The difference between isolcpus and cgroups
24 Dec 2023 - John Z. Li
CPU isolation is critial for low-latency applications, such as high-frequency trading
systems. To squeeze the most latency reduction from hardware, it is important to
use dedicated CPU cores that are free from interruptions by other processes or
the OS kernel. For Linux servers, both isolcpus
and cgroups
are popular choices
for isolating system resources. This post intends to provide a brief summary of
their difference.
First, cgroups
works at the process level. One process can contain multiple
threads. This means that if a set of CPU cores are assigned to a process, threads
of that process might still be moved onto and from CPU cores. If the application
is a multithreading one, even occasional short-lived threads might cause some jitter
on the main thread that is supposed to be of low-latency. Secondly, cgroups
is
orthogonal to the OS scheduler, assigning a set of CPU cores to a process does not
mean other processes can not use CPU cores in that set. If there are some idle
cores at a given moment, say, because some threads are waiting I/O operations to
finish, the OS scheduler might dispatch some other threads that do not belong to
the isolated process to those CPU cores to prevent waste of system resource.
The utility isolcpus
, on the other hand, provides more protection at the cost
of being not able to change configurations dynamically while the OS is running,
meaning isolcpus
configuration must be boot-time configurations and rebooting
is required if a new set of configuration is to be applied. When a set of CPU cores
are isolated using isolcpus
, it means the OS scheduler will totally ignore the
existence of those cores as if those cores are non-existent. The isolation is
done in such a way that the only way to actually run some threads on those isolated
coares are to use the taskset
command, or the sched_setaffinity
system call.
(Actually, the former calls the latter underneath.)
isolcpus
allows fine-grained control over CPU affinity.
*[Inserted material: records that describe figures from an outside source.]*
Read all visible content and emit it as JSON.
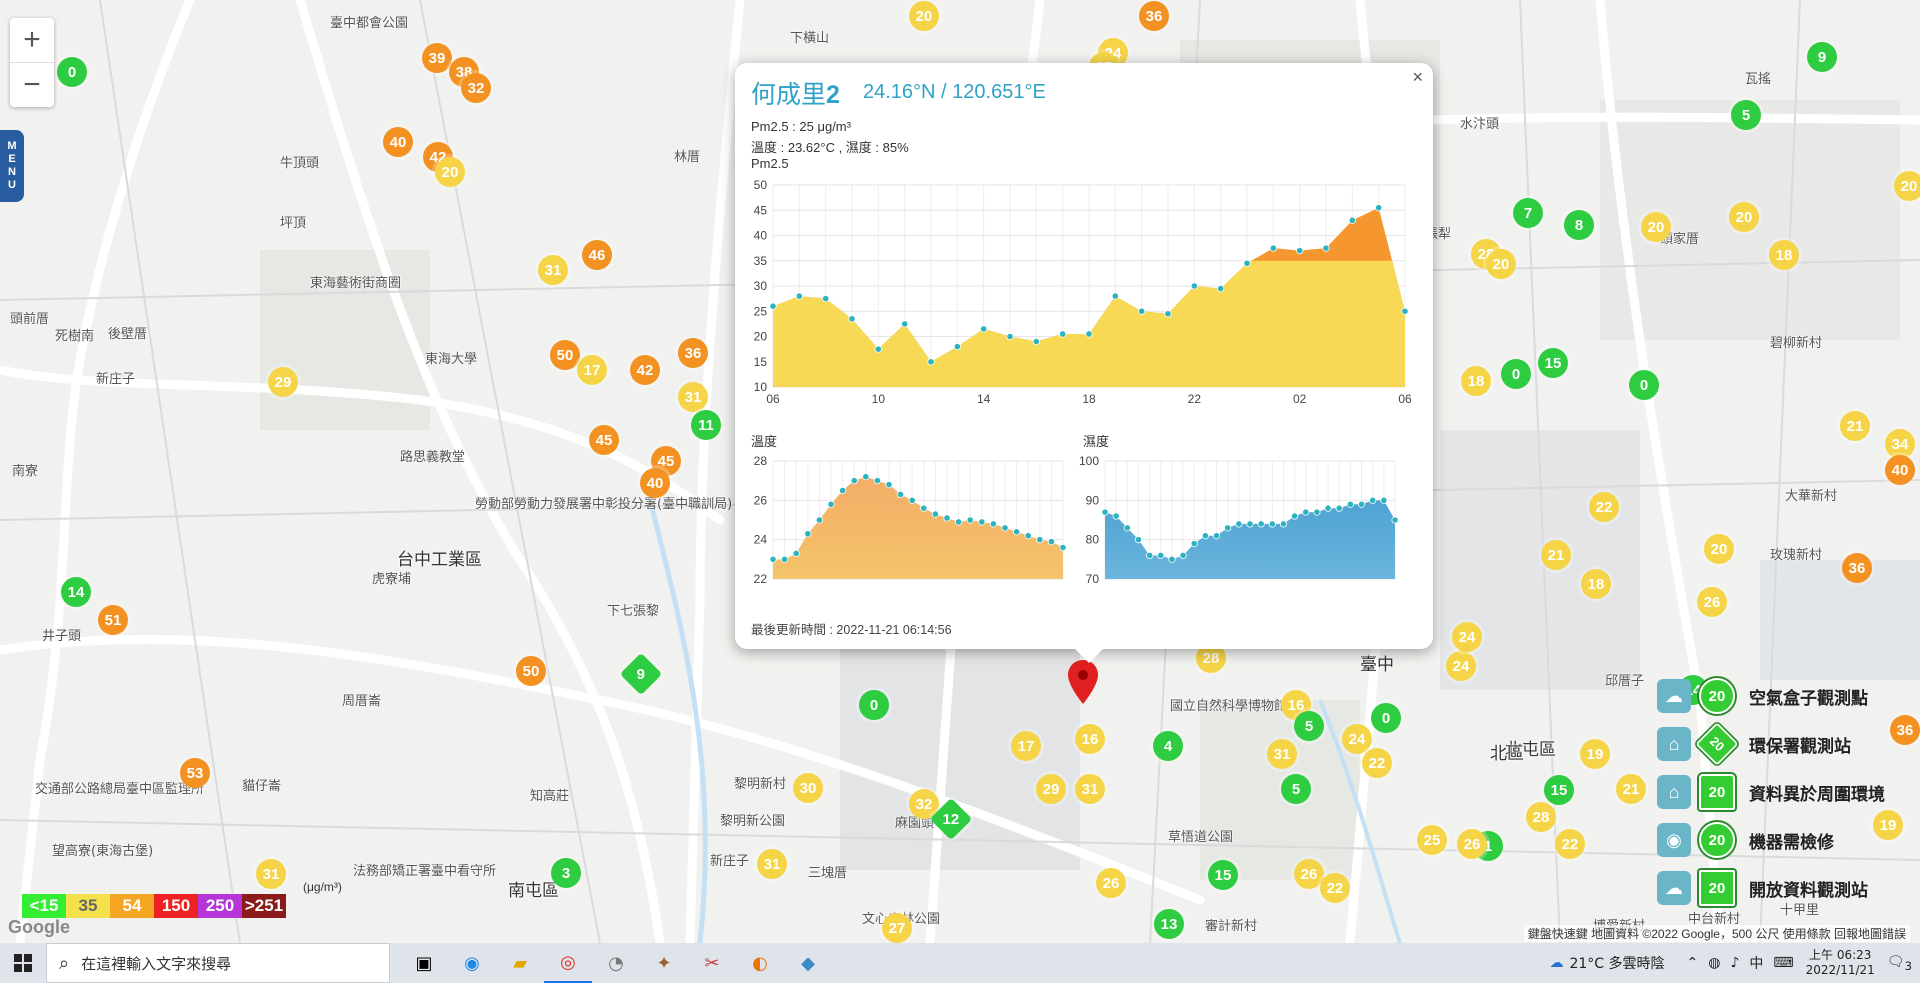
{
  "colors": {
    "good": "#2ecc40",
    "moderate": "#f5d547",
    "usg": "#f39223",
    "unhealthy": "#e8231b",
    "very": "#b32fd0",
    "hazard": "#8b0000",
    "accent": "#2fa2c7"
  },
  "map": {
    "zoom_in_label": "+",
    "zoom_out_label": "−",
    "menu_label": [
      "M",
      "E",
      "N",
      "U"
    ],
    "labels": [
      {
        "text": "臺中都會公園"
      },
      {
        "text": "牛頂頭"
      },
      {
        "text": "坪頂"
      },
      {
        "text": "東海藝術街商圈"
      },
      {
        "text": "頭前厝"
      },
      {
        "text": "死樹南"
      },
      {
        "text": "後壁厝"
      },
      {
        "text": "新庄子"
      },
      {
        "text": "東海大學"
      },
      {
        "text": "路思義教堂"
      },
      {
        "text": "南寮"
      },
      {
        "text": "勞動部勞動力發展署中彰投分署(臺中職訓局)"
      },
      {
        "text": "台中工業區"
      },
      {
        "text": "虎寮埔"
      },
      {
        "text": "下七張黎"
      },
      {
        "text": "井子頭"
      },
      {
        "text": "周厝崙"
      },
      {
        "text": "交通部公路總局臺中區監理所"
      },
      {
        "text": "貓仔崙"
      },
      {
        "text": "望高寮(東海古堡)"
      },
      {
        "text": "法務部矯正署臺中看守所"
      },
      {
        "text": "南屯區"
      },
      {
        "text": "知高莊"
      },
      {
        "text": "黎明新村"
      },
      {
        "text": "黎明新公園"
      },
      {
        "text": "新庄子"
      },
      {
        "text": "三塊厝"
      },
      {
        "text": "麻園頭"
      },
      {
        "text": "文心森林公園"
      },
      {
        "text": "國立自然科學博物館"
      },
      {
        "text": "審計新村"
      },
      {
        "text": "臺中"
      },
      {
        "text": "北屯區"
      },
      {
        "text": "北區"
      },
      {
        "text": "邱厝子"
      },
      {
        "text": "玫瑰新村"
      },
      {
        "text": "大華新村"
      },
      {
        "text": "碧柳新村"
      },
      {
        "text": "頭家厝"
      },
      {
        "text": "水汴頭"
      },
      {
        "text": "瓦搖"
      },
      {
        "text": "下橫山"
      },
      {
        "text": "林厝"
      },
      {
        "text": "四張犁"
      },
      {
        "text": "博愛新村"
      },
      {
        "text": "中台新村"
      },
      {
        "text": "十甲里"
      },
      {
        "text": "草悟道公園"
      }
    ],
    "markers": [
      {
        "v": "0",
        "c": "good"
      },
      {
        "v": "39",
        "c": "usg"
      },
      {
        "v": "38",
        "c": "usg"
      },
      {
        "v": "32",
        "c": "usg"
      },
      {
        "v": "40",
        "c": "usg"
      },
      {
        "v": "42",
        "c": "usg"
      },
      {
        "v": "20",
        "c": "moderate"
      },
      {
        "v": "36",
        "c": "usg"
      },
      {
        "v": "46",
        "c": "usg"
      },
      {
        "v": "31",
        "c": "moderate"
      },
      {
        "v": "50",
        "c": "usg"
      },
      {
        "v": "17",
        "c": "moderate"
      },
      {
        "v": "42",
        "c": "usg"
      },
      {
        "v": "36",
        "c": "usg"
      },
      {
        "v": "31",
        "c": "moderate"
      },
      {
        "v": "11",
        "c": "good"
      },
      {
        "v": "45",
        "c": "usg"
      },
      {
        "v": "45",
        "c": "usg"
      },
      {
        "v": "40",
        "c": "usg"
      },
      {
        "v": "29",
        "c": "moderate"
      },
      {
        "v": "14",
        "c": "good"
      },
      {
        "v": "51",
        "c": "usg"
      },
      {
        "v": "50",
        "c": "usg"
      },
      {
        "v": "53",
        "c": "usg"
      },
      {
        "v": "31",
        "c": "moderate"
      },
      {
        "v": "3",
        "c": "good"
      },
      {
        "v": "9",
        "c": "good",
        "d": true
      },
      {
        "v": "0",
        "c": "good"
      },
      {
        "v": "30",
        "c": "moderate"
      },
      {
        "v": "32",
        "c": "moderate"
      },
      {
        "v": "12",
        "c": "good",
        "d": true
      },
      {
        "v": "31",
        "c": "moderate"
      },
      {
        "v": "27",
        "c": "moderate"
      },
      {
        "v": "17",
        "c": "moderate"
      },
      {
        "v": "29",
        "c": "moderate"
      },
      {
        "v": "31",
        "c": "moderate"
      },
      {
        "v": "16",
        "c": "moderate"
      },
      {
        "v": "4",
        "c": "good"
      },
      {
        "v": "26",
        "c": "moderate"
      },
      {
        "v": "15",
        "c": "good"
      },
      {
        "v": "13",
        "c": "good"
      },
      {
        "v": "28",
        "c": "moderate"
      },
      {
        "v": "16",
        "c": "moderate"
      },
      {
        "v": "31",
        "c": "moderate"
      },
      {
        "v": "5",
        "c": "good"
      },
      {
        "v": "5",
        "c": "good"
      },
      {
        "v": "24",
        "c": "moderate"
      },
      {
        "v": "22",
        "c": "moderate"
      },
      {
        "v": "0",
        "c": "good"
      },
      {
        "v": "26",
        "c": "moderate"
      },
      {
        "v": "22",
        "c": "moderate"
      },
      {
        "v": "25",
        "c": "moderate"
      },
      {
        "v": "1",
        "c": "good"
      },
      {
        "v": "24",
        "c": "moderate"
      },
      {
        "v": "24",
        "c": "moderate"
      },
      {
        "v": "28",
        "c": "moderate"
      },
      {
        "v": "21",
        "c": "moderate"
      },
      {
        "v": "19",
        "c": "moderate"
      },
      {
        "v": "21",
        "c": "moderate"
      },
      {
        "v": "22",
        "c": "moderate"
      },
      {
        "v": "18",
        "c": "moderate"
      },
      {
        "v": "20",
        "c": "moderate"
      },
      {
        "v": "26",
        "c": "moderate"
      },
      {
        "v": "14",
        "c": "good"
      },
      {
        "v": "9",
        "c": "good"
      },
      {
        "v": "5",
        "c": "good"
      },
      {
        "v": "7",
        "c": "good"
      },
      {
        "v": "8",
        "c": "good"
      },
      {
        "v": "20",
        "c": "moderate"
      },
      {
        "v": "20",
        "c": "moderate"
      },
      {
        "v": "18",
        "c": "moderate"
      },
      {
        "v": "28",
        "c": "moderate"
      },
      {
        "v": "20",
        "c": "moderate"
      },
      {
        "v": "18",
        "c": "moderate"
      },
      {
        "v": "0",
        "c": "good"
      },
      {
        "v": "15",
        "c": "good"
      },
      {
        "v": "0",
        "c": "good"
      },
      {
        "v": "21",
        "c": "moderate"
      },
      {
        "v": "34",
        "c": "moderate"
      },
      {
        "v": "20",
        "c": "moderate"
      },
      {
        "v": "40",
        "c": "usg"
      },
      {
        "v": "19",
        "c": "moderate"
      },
      {
        "v": "36",
        "c": "usg"
      },
      {
        "v": "36",
        "c": "usg"
      },
      {
        "v": "20",
        "c": "moderate"
      },
      {
        "v": "24",
        "c": "moderate"
      },
      {
        "v": "25",
        "c": "moderate"
      },
      {
        "v": "15",
        "c": "good"
      },
      {
        "v": "22",
        "c": "moderate"
      },
      {
        "v": "26",
        "c": "moderate"
      }
    ]
  },
  "legend": {
    "levels": [
      {
        "label": "<15",
        "color": "#33ee33",
        "text": "#ffffff"
      },
      {
        "label": "35",
        "color": "#f5e14a",
        "text": "#666666"
      },
      {
        "label": "54",
        "color": "#f5a623",
        "text": "#ffffff"
      },
      {
        "label": "150",
        "color": "#ee2222",
        "text": "#ffffff"
      },
      {
        "label": "250",
        "color": "#b535d8",
        "text": "#ffffff"
      },
      {
        "label": ">251",
        "color": "#8b1a1a",
        "text": "#ffffff"
      }
    ],
    "unit": "(μg/m³)",
    "google": "Google"
  },
  "right_legend": [
    {
      "label": "空氣盒子觀測點",
      "badge": "20"
    },
    {
      "label": "環保署觀測站",
      "badge": "20"
    },
    {
      "label": "資料異於周圍環境",
      "badge": "20"
    },
    {
      "label": "機器需檢修",
      "badge": "20"
    },
    {
      "label": "開放資料觀測站",
      "badge": "20"
    }
  ],
  "attribution": "鍵盤快速鍵   地圖資料 ©2022 Google，500 公尺          使用條款   回報地圖錯誤",
  "popup": {
    "close": "×",
    "title": "何成里",
    "title_num": "2",
    "coords": "24.16°N / 120.651°E",
    "pm25_line": "Pm2.5 : 25 μg/m³",
    "temp_line": "溫度 : 23.62°C , 濕度 : 85%",
    "chart_label": "Pm2.5",
    "temp_label": "溫度",
    "hum_label": "濕度",
    "updated": "最後更新時間 : 2022-11-21 06:14:56"
  },
  "chart_data": [
    {
      "type": "area",
      "title": "Pm2.5",
      "x": [
        "06",
        "",
        "",
        "",
        "10",
        "",
        "",
        "",
        "14",
        "",
        "",
        "",
        "18",
        "",
        "",
        "",
        "22",
        "",
        "",
        "",
        "02",
        "",
        "",
        "",
        "06"
      ],
      "xticks": [
        "06",
        "10",
        "14",
        "18",
        "22",
        "02",
        "06"
      ],
      "ylim": [
        10,
        50
      ],
      "yticks": [
        10,
        15,
        20,
        25,
        30,
        35,
        40,
        45,
        50
      ],
      "values": [
        26,
        28,
        27.5,
        23.5,
        17.5,
        22.5,
        15,
        18,
        21.5,
        20,
        19,
        20.5,
        20.5,
        28,
        25,
        24.5,
        30,
        29.5,
        34.5,
        37.5,
        37,
        37.5,
        43,
        45.5,
        25
      ],
      "threshold": 35
    },
    {
      "type": "area",
      "title": "溫度",
      "ylim": [
        22,
        28
      ],
      "yticks": [
        22,
        24,
        26,
        28
      ],
      "values": [
        23,
        23,
        23.3,
        24.3,
        25,
        25.8,
        26.5,
        27,
        27.2,
        27,
        26.8,
        26.3,
        26,
        25.6,
        25.3,
        25.1,
        24.9,
        25,
        24.9,
        24.8,
        24.6,
        24.4,
        24.2,
        24,
        23.9,
        23.6
      ],
      "color": "#f4c46a"
    },
    {
      "type": "area",
      "title": "濕度",
      "ylim": [
        70,
        100
      ],
      "yticks": [
        70,
        80,
        90,
        100
      ],
      "values": [
        87,
        86,
        83,
        80,
        76,
        76,
        75,
        76,
        79,
        81,
        81,
        83,
        84,
        84,
        84,
        84,
        84,
        86,
        87,
        87,
        88,
        88,
        89,
        89,
        90,
        90,
        85
      ],
      "color": "#6bb6de"
    }
  ],
  "taskbar": {
    "search_placeholder": "在這裡輸入文字來搜尋",
    "weather": "21°C  多雲時陰",
    "ime": "中",
    "time": "上午 06:23",
    "date": "2022/11/21",
    "notif": "3"
  }
}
For example, if we have
a low-latency application that will run 3 long-running threads on starting-up,
we can use sched_setaffinity
to assign one core for each thread. Combining thread
affinity control with CPU isolation provided by isolcpus
, maximal speed of execution
of threads can be achieved. It is guaranteed that no other thread can use those
designated CPU cores, also that unless a threads is blocking on some system calls,
the OS kernel will never migrate that thread to another CPU core.